Reflections on life, meaning and purpose

Vatican Refuses to Halt Display of Serial Abuser’s Art

ROME (ChurchMilitant.com) – Despite widespread public outcry, the Vatican is refusing to halt the display of artwork created by Fr. Marko Ivan Rupnik, a Jesuit celebrity artist accused of sexually abusing at least 25 nuns.

Rupnik image showcased by Pope Francis in June

A meeting attended by some of the top officials from the Vatican Dicastery for Communication concluded that there was nothing to prevent the continued use of Rupnik’s mosaics, French Catholic media La Croix reported on Monday. 

The dicastery officials said the work should stand on its own merits and be delinked from the personal life of the artist.

A heated debate erupted on social media after faithful Catholics objected to the Vatican News website posting images by Rupnik in its “Saint of the Day” section, which lists saints in order of the Church’s liturgical calendar. 

The website administrators chose to use an image by Fr. Rupnik to depict St. Irenaeus, triggering outrage among Catholics. The Dicastery for Communication swiftly removed the offending post from its Twitter feed but reposted the image later in the day. 

“To understand why the Dicastery for Communication is covering up and defending Marko Ivan Rupnik, one need only look to Dario Edoardo Viganò, a well-known careerist capable only of cutting and sewing letters, and Nataša Govekar, a creature of the Slovenian artist,” the Italian website Silere non Possum commented. 

Dr. Nataša Govekar, a member of the Aletti Center cofounded and headed by Rupnik until recently, is director of the theological–pastoral department at the Dicastery for Communication.
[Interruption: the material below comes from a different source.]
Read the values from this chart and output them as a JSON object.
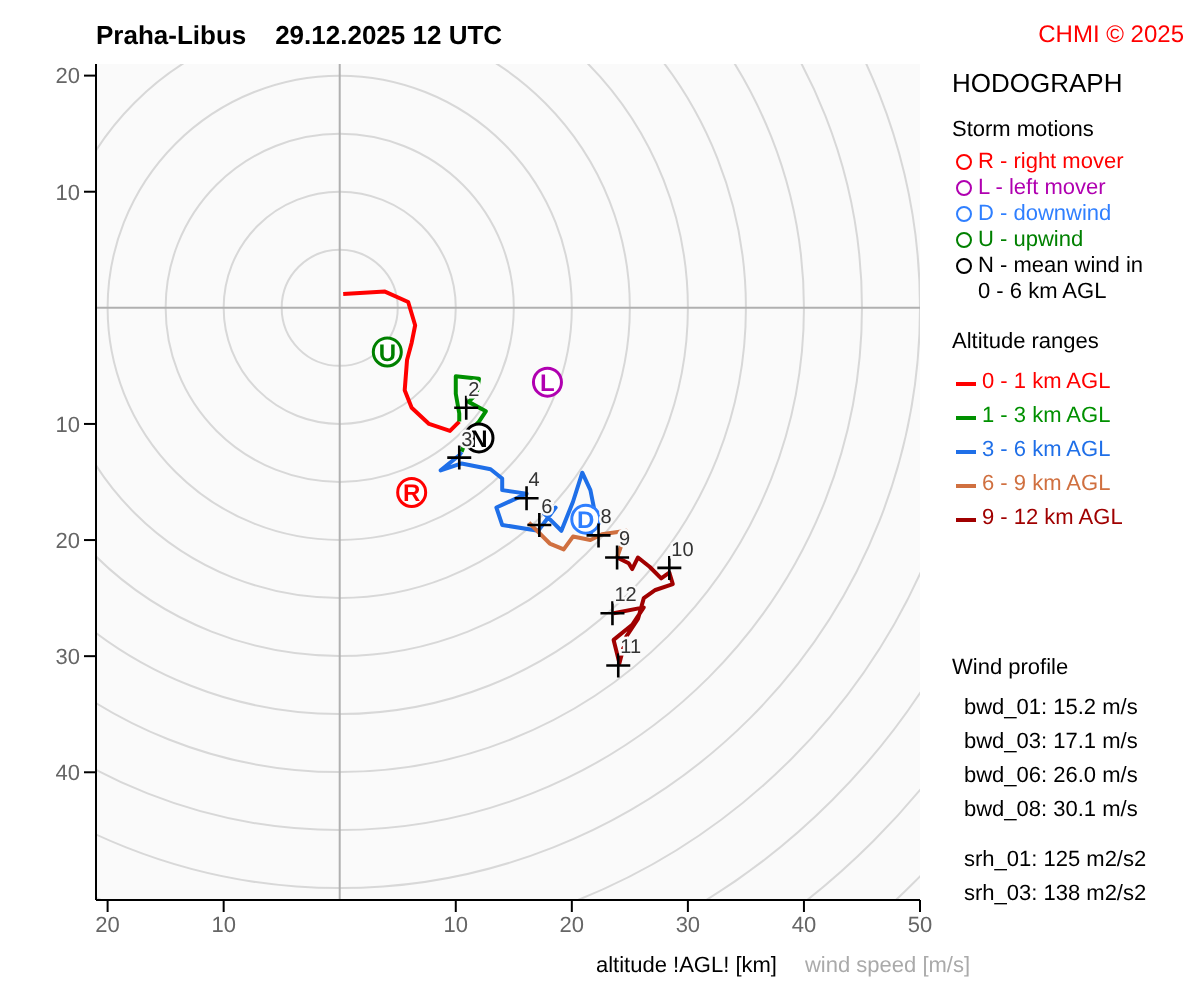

Father Viganò, an Italian presbyter, film critic and communication theorist, was the prefect of the Dicastery for Communication from 2015 to 2018. 

It tells the women religious who were victims of this toad, we don’t care about you.

Several sources interviewed by La Croix denounced a “conflict of interest” that would force the Vatican media to provide a minimum service on this delicate matter, the French media reported.

Multiple priests objected to the Vatican’s continued use of the artwork. 

 

“Not immediately chipping off Rupnik’s infantile oeuvres is one thing. Continuing to use pictures of them for official Church communication is disgusting,” Fr. Michael Clark, an artist, musician and priest of the diocese of Bridgeport, tweeted

“It tells the women religious who were victims of this toad: we don’t care about you,” Clark added. 

There is no reason we can’t all stop sharing Rupnik’s art electronically.

“I get it if a church can’t afford removing mosaics tomorrow, but there is no reason we can’t all stop sharing Rupnik’s art electronically for catechetical or devotional purposes today (many other options exist in these cases),” Fr. Matthew P. Schneider commented

“The idea that Rupnik is a great artist is simply not true, and to those asserting he is, we understand you: you are attached to the ideology that Rupnik represents,” Fr. Alexander Lucie-Smith, a British moral theologian and commentator, remarked.

Rupnik preparing sketches for a mosaic

“That this high-minded concern for his work is nothing to do with its quality, which is, forgive the technical language, rubbish. It’s about money — the cost of removal and the cost of replacement. And who would pay?” Fr. Mark Elliott Smith, a composer, musician and priest of the Ordinariate of our Lady of Walsingham asked.  

“I think it is better to go after sin than the art sinners produce. Caravaggio’s paintings inspire millions, yet he was a rotter. Let’s focus on rooting out the obvious villains. And then lambast Rupnik’s art not because he produced it but because it isn’t really all that good,” Fr. Ed Tomlinson, also an ordinariate priest, noted

Earlier in June, Pope Francis sparked a storm after showcasing the artwork of Rupnik, a close friend and fellow Jesuit. Francis used a Rupnik icon of Mary to send papal greetings in a brief video message to the XVI Marian Congress in Aparecida, Brazil, Church Militant reported

The video, shot on a mobile phone in the papal apartments, was posted on the Vatican News website and YouTube on Friday. Vatican News referred to the video but did not attribute the icon to Fr. Rupnik.

Explaining the symbolism in the Rupnik mosaic, the pope added, “And she goes down, with the hands of the Virgin that serves as a ladder. It is Mary who brings us to Jesus. She became the possibility, the ladder, for this descent of Jesus, who is God, and brought it to us.”

The Society of Jesus expelled Rupnik on June 9 after the Jesuit continued to violate the restrictions placed on him by his superiors. A statement from the Jesuits said that the priest was dismissed by decree “due to stubborn refusal to observe the vow of obedience.”

(Nataša Govekar is featured along with Pope Francis and Rupnik in the title picture.)